In the past two and a half decades, this shift has taken us from the older industrial model to a new economic paradigm, where knowledge, innovation, and creativity are key. At the cutting edge of this shift is the creative sector of the economy: science and technology, art and design, culture and entertainment, and the knowledge-based professions.
This economic shift is creating a new type of employee; one that is educated, adaptable and more and more temporary. By temporary, I mean a worker who may be in a position with a particular company for six months to two years. While staying in the same industry, they may find the signer of their paycheck could come from three, four even five different employers in a ten-year period.
We call these types of employees temporary, but wouldn’t dynamic, flexible and adaptable also be accurate descriptions? Welcome to the 21st century of business where extreme competition leads to extreme solutions.
In the past, temporary employee created an image of a secretary, labor or food service worker. In today’s economy temporary means contract or consultant and almost every industry employs such people for jobs as varied as information technology, medical and direct sales.
Historically, seasonal jobs seemed to create more temporary workers. In today’s economy with technology driving innovative new products and services in shorter and shorter business cycles, specialized direct sales companies can manage various sales sources with an expertise that is mercenary in nature. It’s also highly effective.
Consider MarketStar, a world-wide sales and marketing specialist that employs thousands of flexible employees in its direct sales force.
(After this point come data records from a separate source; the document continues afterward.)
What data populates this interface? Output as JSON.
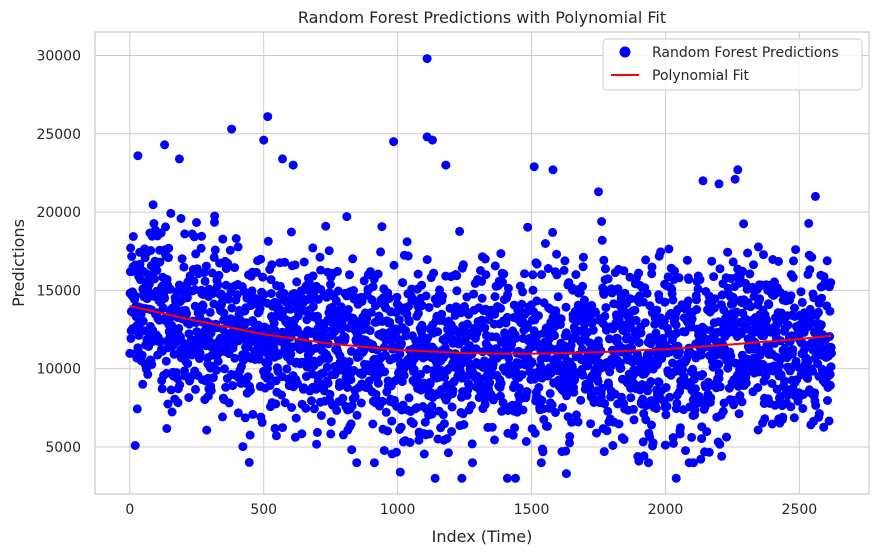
{
  "chart_data": {
    "type": "scatter",
    "title": "Random Forest Predictions with Polynomial Fit",
    "xlabel": "Index (Time)",
    "ylabel": "Predictions",
    "xlim": [
      -130,
      2760
    ],
    "ylim": [
      2000,
      31500
    ],
    "xticks": [
      0,
      500,
      1000,
      1500,
      2000,
      2500
    ],
    "yticks": [
      5000,
      10000,
      15000,
      20000,
      25000,
      30000
    ],
    "grid": true,
    "legend_position": "top-right",
    "colors": {
      "scatter": "#0000ff",
      "fit": "#ff0000",
      "grid": "#cccccc",
      "spine": "#cccccc"
    },
    "series": [
      {
        "name": "Random Forest Predictions",
        "kind": "scatter",
        "x_range": [
          0,
          2620
        ],
        "count": 2620,
        "typical_range": [
          5000,
          19000
        ],
        "notable_points": [
          {
            "x": 1110,
            "y": 29800
          },
          {
            "x": 515,
            "y": 26100
          },
          {
            "x": 380,
            "y": 25300
          },
          {
            "x": 500,
            "y": 24600
          },
          {
            "x": 985,
            "y": 24500
          },
          {
            "x": 1110,
            "y": 24800
          },
          {
            "x": 1130,
            "y": 24600
          },
          {
            "x": 30,
            "y": 23600
          },
          {
            "x": 130,
            "y": 24300
          },
          {
            "x": 185,
            "y": 23400
          },
          {
            "x": 570,
            "y": 23400
          },
          {
            "x": 610,
            "y": 23000
          },
          {
            "x": 1180,
            "y": 23000
          },
          {
            "x": 1510,
            "y": 22900
          },
          {
            "x": 1580,
            "y": 22700
          },
          {
            "x": 2270,
            "y": 22700
          },
          {
            "x": 2260,
            "y": 22100
          },
          {
            "x": 2140,
            "y": 22000
          },
          {
            "x": 2200,
            "y": 21800
          },
          {
            "x": 1750,
            "y": 21300
          },
          {
            "x": 2560,
            "y": 21000
          },
          {
            "x": 20,
            "y": 5100
          },
          {
            "x": 1140,
            "y": 3000
          },
          {
            "x": 1240,
            "y": 3000
          },
          {
            "x": 1410,
            "y": 3000
          },
          {
            "x": 1440,
            "y": 3000
          },
          {
            "x": 2040,
            "y": 3000
          },
          {
            "x": 1630,
            "y": 3300
          },
          {
            "x": 1010,
            "y": 3400
          }
        ]
      },
      {
        "name": "Polynomial Fit",
        "kind": "line",
        "x": [
          0,
          250,
          500,
          750,
          1000,
          1250,
          1500,
          1750,
          2000,
          2250,
          2500,
          2620
        ],
        "values": [
          14000,
          13050,
          12200,
          11600,
          11200,
          11000,
          10950,
          11050,
          11250,
          11550,
          11900,
          12100
        ]
      }
    ]
  }
}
Due to the dynamic nature of their employment, its not surprising MarketStar’s clients occupy the consumer electronics space where product life cycles are short and competition is fierce.
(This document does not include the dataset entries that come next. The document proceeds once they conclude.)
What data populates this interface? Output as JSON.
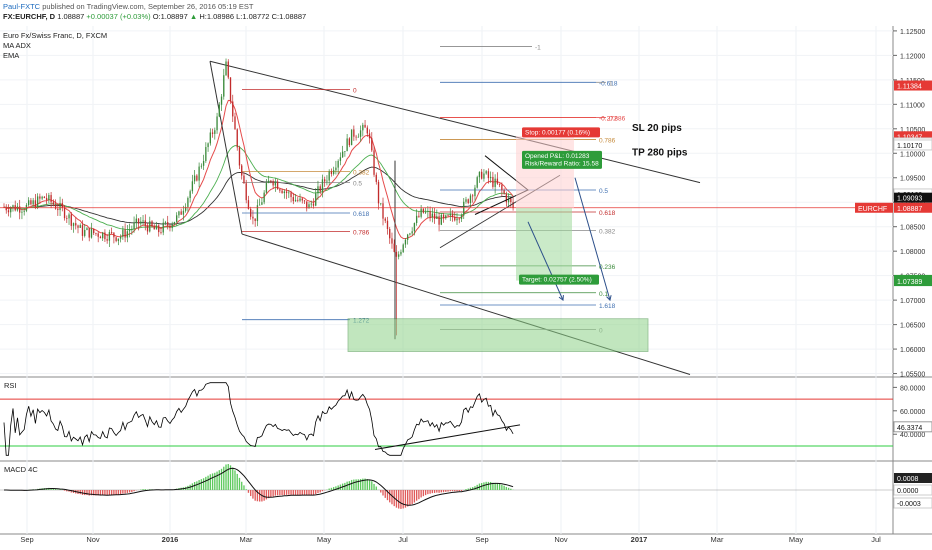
{
  "header": {
    "publisher": "Paul-FXTC",
    "published_text": "published on TradingView.com, September 26, 2016 05:19 EST",
    "symbol_line": "FX:EURCHF, D",
    "ohlc": {
      "last": "1.08887",
      "change": "+0.00037 (+0.03%)",
      "open": "O:1.08897",
      "high": "H:1.08986",
      "low": "L:1.08772",
      "close": "C:1.08887"
    },
    "instrument": "Euro Fx/Swiss Franc, D, FXCM",
    "indicators": [
      "MA ADX",
      "EMA"
    ]
  },
  "colors": {
    "up_candle": "#3b8a3b",
    "down_candle": "#c22b2b",
    "ema_fast": "#e54b4b",
    "ema_slow": "#4caf50",
    "sma": "#333333",
    "price_line": "#e53935",
    "sl_box": "#e53935",
    "tp_box": "#2e9c3a",
    "target_zone": "#8fd38a",
    "fib_blue": "#3f6fb0",
    "rsi_line": "#000000",
    "rsi_upper": "#e53935",
    "rsi_lower": "#2ecc40",
    "macd_pos": "#5ec95e",
    "macd_neg": "#e05a5a"
  },
  "annotations": {
    "stop": "Stop: 0.00177 (0.16%)",
    "opened_pl": "Opened P&L: 0.01283",
    "risk_reward": "Risk/Reward Ratio: 15.58",
    "target": "Target: 0.02757 (2.50%)",
    "sl_text": "SL 20 pips",
    "tp_text": "TP 280 pips"
  },
  "price_scale": {
    "ticks": [
      "1.12500",
      "1.12000",
      "1.11500",
      "1.11000",
      "1.10500",
      "1.10000",
      "1.09500",
      "1.09000",
      "1.08500",
      "1.08000",
      "1.07500",
      "1.07000",
      "1.06500",
      "1.06000",
      "1.05500"
    ],
    "badges": [
      {
        "text": "1.11384",
        "color": "#e53935"
      },
      {
        "text": "1.10347",
        "color": "#e53935"
      },
      {
        "text": "1.10211",
        "color": "#ffffff"
      },
      {
        "text": "1.10170",
        "color": "#ffffff"
      },
      {
        "text": "1.09169",
        "color": "#ffffff"
      },
      {
        "text": "1.09093",
        "color": "#111111"
      },
      {
        "text": "1.08887",
        "color": "#e53935"
      },
      {
        "text": "1.07413",
        "color": "#2e9c3a"
      },
      {
        "text": "1.07389",
        "color": "#2e9c3a"
      }
    ],
    "symbol_badge": "EURCHF"
  },
  "rsi": {
    "label": "RSI",
    "ticks": [
      "80.0000",
      "60.0000",
      "40.0000"
    ],
    "value": "46.3374",
    "upper_level": 70,
    "lower_level": 30
  },
  "macd": {
    "label": "MACD 4C",
    "ticks": [
      "0.0000"
    ],
    "values": [
      "0.0008",
      "0.0000",
      "-0.0003"
    ]
  },
  "time_axis": [
    "Sep",
    "Nov",
    "2016",
    "Mar",
    "May",
    "Jul",
    "Sep",
    "Nov",
    "2017",
    "Mar",
    "May",
    "Jul"
  ],
  "fib_levels": {
    "big": [
      "-1",
      "-0.618",
      "1",
      "-0.272",
      "0.886",
      "0",
      "0.786",
      "0.5",
      "0.618",
      "0.382",
      "0.5",
      "0.618",
      "0.786",
      "0.382",
      "0.236",
      "1.272",
      "1.618",
      "0.1",
      "0"
    ],
    "small": [
      "0.236",
      "0.382",
      "0.5",
      "0.618",
      "0.786",
      "0.886",
      "1",
      "0.382",
      "0.236"
    ],
    "left": [
      "0",
      "0.5",
      "0.618",
      "0.786",
      "0.382",
      "0.5",
      "0.618",
      "0.786",
      "1",
      "1.272"
    ]
  },
  "chart_data": {
    "type": "line",
    "title": "Euro Fx/Swiss Franc, D, FXCM",
    "x_range": [
      "2015-09",
      "2017-07"
    ],
    "ylim": [
      1.0545,
      1.126
    ],
    "close_series": [
      {
        "date": "2015-09-01",
        "value": 1.089
      },
      {
        "date": "2015-09-15",
        "value": 1.091
      },
      {
        "date": "2015-10-01",
        "value": 1.088
      },
      {
        "date": "2015-10-15",
        "value": 1.084
      },
      {
        "date": "2015-11-01",
        "value": 1.0835
      },
      {
        "date": "2015-11-15",
        "value": 1.083
      },
      {
        "date": "2015-12-01",
        "value": 1.086
      },
      {
        "date": "2015-12-15",
        "value": 1.084
      },
      {
        "date": "2016-01-01",
        "value": 1.087
      },
      {
        "date": "2016-01-15",
        "value": 1.095
      },
      {
        "date": "2016-02-01",
        "value": 1.107
      },
      {
        "date": "2016-02-08",
        "value": 1.118
      },
      {
        "date": "2016-02-20",
        "value": 1.096
      },
      {
        "date": "2016-03-01",
        "value": 1.086
      },
      {
        "date": "2016-03-15",
        "value": 1.095
      },
      {
        "date": "2016-04-01",
        "value": 1.091
      },
      {
        "date": "2016-04-15",
        "value": 1.089
      },
      {
        "date": "2016-05-01",
        "value": 1.096
      },
      {
        "date": "2016-05-20",
        "value": 1.104
      },
      {
        "date": "2016-06-01",
        "value": 1.105
      },
      {
        "date": "2016-06-10",
        "value": 1.09
      },
      {
        "date": "2016-06-24",
        "value": 1.078
      },
      {
        "date": "2016-07-01",
        "value": 1.083
      },
      {
        "date": "2016-07-15",
        "value": 1.088
      },
      {
        "date": "2016-08-01",
        "value": 1.086
      },
      {
        "date": "2016-08-15",
        "value": 1.088
      },
      {
        "date": "2016-09-01",
        "value": 1.096
      },
      {
        "date": "2016-09-15",
        "value": 1.093
      },
      {
        "date": "2016-09-26",
        "value": 1.08887
      }
    ]
  }
}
Their client list reads like a who’s who of amazing technology:
Research in Motion (RIM)
LG and HP
Those are just a few of the companies utilizing an outsourced (specialized) sales force through MarketStar. The beauty of using business process outsourcing (BPO) is it’s seamless. With proper sales training, the end customer will never know their salesperson wasn’t a permanent company employee no matter what the sales channel was: direct, value added reseller (VAR) or retail.
Of course, a successful sales outsourcing company has to manage its clients and its employees. By providing up to date training, benefits, flexible schedules and the stability of a large company, MarketStar is able to attract the best and the brightest as its direct sales reps.
MarketStar is just one example of a business that is miles ahead of its competitors by offering talented and motivated staff in America’s new economy.